Malgré le franchissement de ce seuil, la pandémie, qui a frappé avec une telle force dévastatrice dans une grande partie du monde, semble emprunter une voie différente en Afrique. Le nombre de cas n’a pas augmenté au même rythme exponentiel que dans d’autres régions et jusqu’à présent, l’Afrique n’a pas connu la mortalité élevée observée dans certaines parties du monde. Aujourd’hui, il y a 3100 décès confirmés sur le continent.

À titre de comparaison, lorsque les cas ont atteint 100 000 dans la région européenne de l’Organisation mondiale de la santé (OMS), le nombre de décès s’élevait à plus de 4900. Une analyse précoce de l’OMS suggère que le taux de mortalité plus faible en Afrique pourrait être le résultat de la démographie et d’autres facteurs possibles. L’Afrique est le continent le plus jeune sur le plan démographique avec plus de 60% de la population âgée de moins de 25 ans. Les personnes âgées ont un risque considérablement accru de développer une maladie grave. En Europe, près de 95% des décès sont survenus chez les personnes de plus de 60 ans.

Les gouvernements africains ont pris des décisions difficiles et n’ont pas tardé à imposer des mesures de confinement, y compris une distanciation physique et sociale, qui auront des coûts socio-économiques importants. Ces mesures, qui, parallèlement à la recherche des contacts et à l’isolement, ont élargi ou augmenté le lavage des mains, ont contribué à ralentir la propagation du virus.

«Pour l’instant, COVID-19 a touché terre en Afrique et le continent a été épargné par le nombre élevé de décès qui ont dévasté d’autres régions du monde», a déclaré le Dr Matshidiso Moeti, directeur régional de l’OMS pour l’Afrique.

«Il est possible que notre dividende pour les jeunes porte ses fruits et entraîne moins de décès. Mais nous ne devons pas nous laisser aller à la complaisance car nos systèmes de santé sont fragiles et sont moins capables de faire face à une augmentation soudaine des cas. »

Le continent a fait des progrès significatifs dans les tests avec environ 1,5 million de tests COVID-19 réalisés jusqu’à présent. Cependant, les taux de tests restent faibles et de nombreux pays continuent d’avoir besoin d’aide pour les tests de mise à l’échelle.

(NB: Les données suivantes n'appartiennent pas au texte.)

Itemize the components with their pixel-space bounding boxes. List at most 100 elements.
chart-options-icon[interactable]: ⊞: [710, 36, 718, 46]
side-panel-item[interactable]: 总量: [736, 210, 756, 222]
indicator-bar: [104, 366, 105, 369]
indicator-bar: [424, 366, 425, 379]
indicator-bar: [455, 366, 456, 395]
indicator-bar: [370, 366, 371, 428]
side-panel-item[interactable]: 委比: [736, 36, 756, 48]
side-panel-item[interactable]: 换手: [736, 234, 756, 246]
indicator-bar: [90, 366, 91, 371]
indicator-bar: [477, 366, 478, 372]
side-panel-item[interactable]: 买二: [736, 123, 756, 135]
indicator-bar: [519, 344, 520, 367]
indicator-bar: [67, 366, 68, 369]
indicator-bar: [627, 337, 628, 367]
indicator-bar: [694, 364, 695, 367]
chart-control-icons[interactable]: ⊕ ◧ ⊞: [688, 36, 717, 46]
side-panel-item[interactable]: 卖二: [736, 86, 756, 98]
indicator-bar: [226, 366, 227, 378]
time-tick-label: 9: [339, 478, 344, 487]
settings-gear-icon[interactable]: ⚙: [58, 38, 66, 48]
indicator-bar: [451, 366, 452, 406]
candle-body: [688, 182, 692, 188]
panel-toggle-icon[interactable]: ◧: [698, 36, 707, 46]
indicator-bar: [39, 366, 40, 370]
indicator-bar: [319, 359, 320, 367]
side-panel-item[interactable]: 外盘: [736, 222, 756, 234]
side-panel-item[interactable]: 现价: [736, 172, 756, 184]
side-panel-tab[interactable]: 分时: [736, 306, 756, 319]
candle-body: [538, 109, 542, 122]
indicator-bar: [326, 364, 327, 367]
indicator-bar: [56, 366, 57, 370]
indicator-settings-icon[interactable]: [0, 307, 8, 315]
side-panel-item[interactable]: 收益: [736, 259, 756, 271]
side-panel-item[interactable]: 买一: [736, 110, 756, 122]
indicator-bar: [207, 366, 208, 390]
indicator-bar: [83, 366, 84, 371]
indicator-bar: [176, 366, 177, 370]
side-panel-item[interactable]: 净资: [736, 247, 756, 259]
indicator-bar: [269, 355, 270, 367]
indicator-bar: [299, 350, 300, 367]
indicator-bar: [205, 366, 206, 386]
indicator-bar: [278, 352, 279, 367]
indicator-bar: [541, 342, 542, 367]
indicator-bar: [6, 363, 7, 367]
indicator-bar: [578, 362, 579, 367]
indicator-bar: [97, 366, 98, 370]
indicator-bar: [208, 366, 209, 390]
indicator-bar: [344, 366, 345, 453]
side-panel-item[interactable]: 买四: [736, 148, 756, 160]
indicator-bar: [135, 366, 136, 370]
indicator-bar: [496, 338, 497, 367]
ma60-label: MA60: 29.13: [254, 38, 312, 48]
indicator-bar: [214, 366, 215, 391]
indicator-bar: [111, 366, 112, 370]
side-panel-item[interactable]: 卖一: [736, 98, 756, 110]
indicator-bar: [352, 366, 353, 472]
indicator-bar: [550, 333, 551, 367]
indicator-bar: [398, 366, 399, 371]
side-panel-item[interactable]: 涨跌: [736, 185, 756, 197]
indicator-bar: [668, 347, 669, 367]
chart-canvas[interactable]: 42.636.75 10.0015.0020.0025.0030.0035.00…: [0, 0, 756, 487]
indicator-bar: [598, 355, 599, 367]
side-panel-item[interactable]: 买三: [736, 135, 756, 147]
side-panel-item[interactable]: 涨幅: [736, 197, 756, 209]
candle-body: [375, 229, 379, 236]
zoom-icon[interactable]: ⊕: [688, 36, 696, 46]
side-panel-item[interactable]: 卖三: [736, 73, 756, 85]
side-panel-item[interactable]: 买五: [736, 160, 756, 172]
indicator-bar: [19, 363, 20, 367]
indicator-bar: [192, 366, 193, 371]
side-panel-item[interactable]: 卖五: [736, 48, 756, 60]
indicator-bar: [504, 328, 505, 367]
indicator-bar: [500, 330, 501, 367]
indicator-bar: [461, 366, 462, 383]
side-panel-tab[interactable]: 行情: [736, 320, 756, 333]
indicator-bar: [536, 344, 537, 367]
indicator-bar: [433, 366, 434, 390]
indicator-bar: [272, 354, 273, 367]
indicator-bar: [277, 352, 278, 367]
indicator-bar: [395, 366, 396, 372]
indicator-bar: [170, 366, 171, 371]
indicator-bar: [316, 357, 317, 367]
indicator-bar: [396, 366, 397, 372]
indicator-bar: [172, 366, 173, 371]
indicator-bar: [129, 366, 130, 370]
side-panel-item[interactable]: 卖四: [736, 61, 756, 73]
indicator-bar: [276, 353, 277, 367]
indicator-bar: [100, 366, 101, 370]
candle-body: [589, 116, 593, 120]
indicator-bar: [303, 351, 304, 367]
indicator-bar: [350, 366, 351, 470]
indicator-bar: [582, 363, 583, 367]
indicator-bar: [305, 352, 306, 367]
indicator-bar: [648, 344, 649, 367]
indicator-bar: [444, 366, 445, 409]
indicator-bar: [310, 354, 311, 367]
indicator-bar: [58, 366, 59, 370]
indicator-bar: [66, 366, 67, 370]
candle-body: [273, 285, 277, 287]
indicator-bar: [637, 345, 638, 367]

Il est nécessaire d’augmenter la capacité de test dans les zones urbaines, semi-urbaines et rurales et de fournir des kits de test supplémentaires.

Le nombre de cas continue d’augmenter en Afrique et, si dans l’ensemble il a fallu 52 jours pour atteindre les 10 000 premiers cas, il n’a fallu que 11 jours pour passer de 30 000 à 50 000 cas. Environ la moitié des pays africains connaissent une transmission communautaire. Plus de 3400 agents de santé ont été infectés par COVID-19. Il est important que les autorités sanitaires accordent la priorité à la protection des travailleurs de la santé contre l’infection au COVID-19 dans les établissements médicaux et les communautés. Il est également nécessaire de fournir suffisamment d’équipement de protection individuelle aux agents de santé et de les sensibiliser ainsi que de renforcer la prévention et le contrôle des infections dans les établissements de santé.

«Tester le plus de personnes possible et protéger les agents de santé qui entrent en contact avec des cas suspects et confirmés sont des aspects cruciaux de cette réponse. Malgré les pénuries mondiales, nous travaillons dur pour donner la priorité à la livraison de kits de test et d’équipements de protection individuelle aux pays à revenu faible et intermédiaire qui ont les populations les plus vulnérables, en fonction du nombre de cas signalés », a déclaré le Dr Ahmed Al Mandhari, OMS Directeur régional pour la Méditerranée orientale.

Malgré le nombre relativement plus faible de cas de COVID-19 en Afrique, la pandémie demeure une menace majeure pour les systèmes de santé du continent. Une nouvelle étude de modélisation de l’OMS prévoit que si les mesures de confinement échouent, même avec un nombre inférieur de cas nécessitant une hospitalisation qu’ailleurs, la capacité médicale dans une grande partie de l’Afrique serait dépassée.

Maintenant que les pays commencent à assouplir leurs mesures de confinement, il est possible que les cas augmentent considérablement, et il est essentiel que les gouvernements restent vigilants et prêts à ajuster les mesures conformément aux données épidémiologiques et à une évaluation appropriée des risques.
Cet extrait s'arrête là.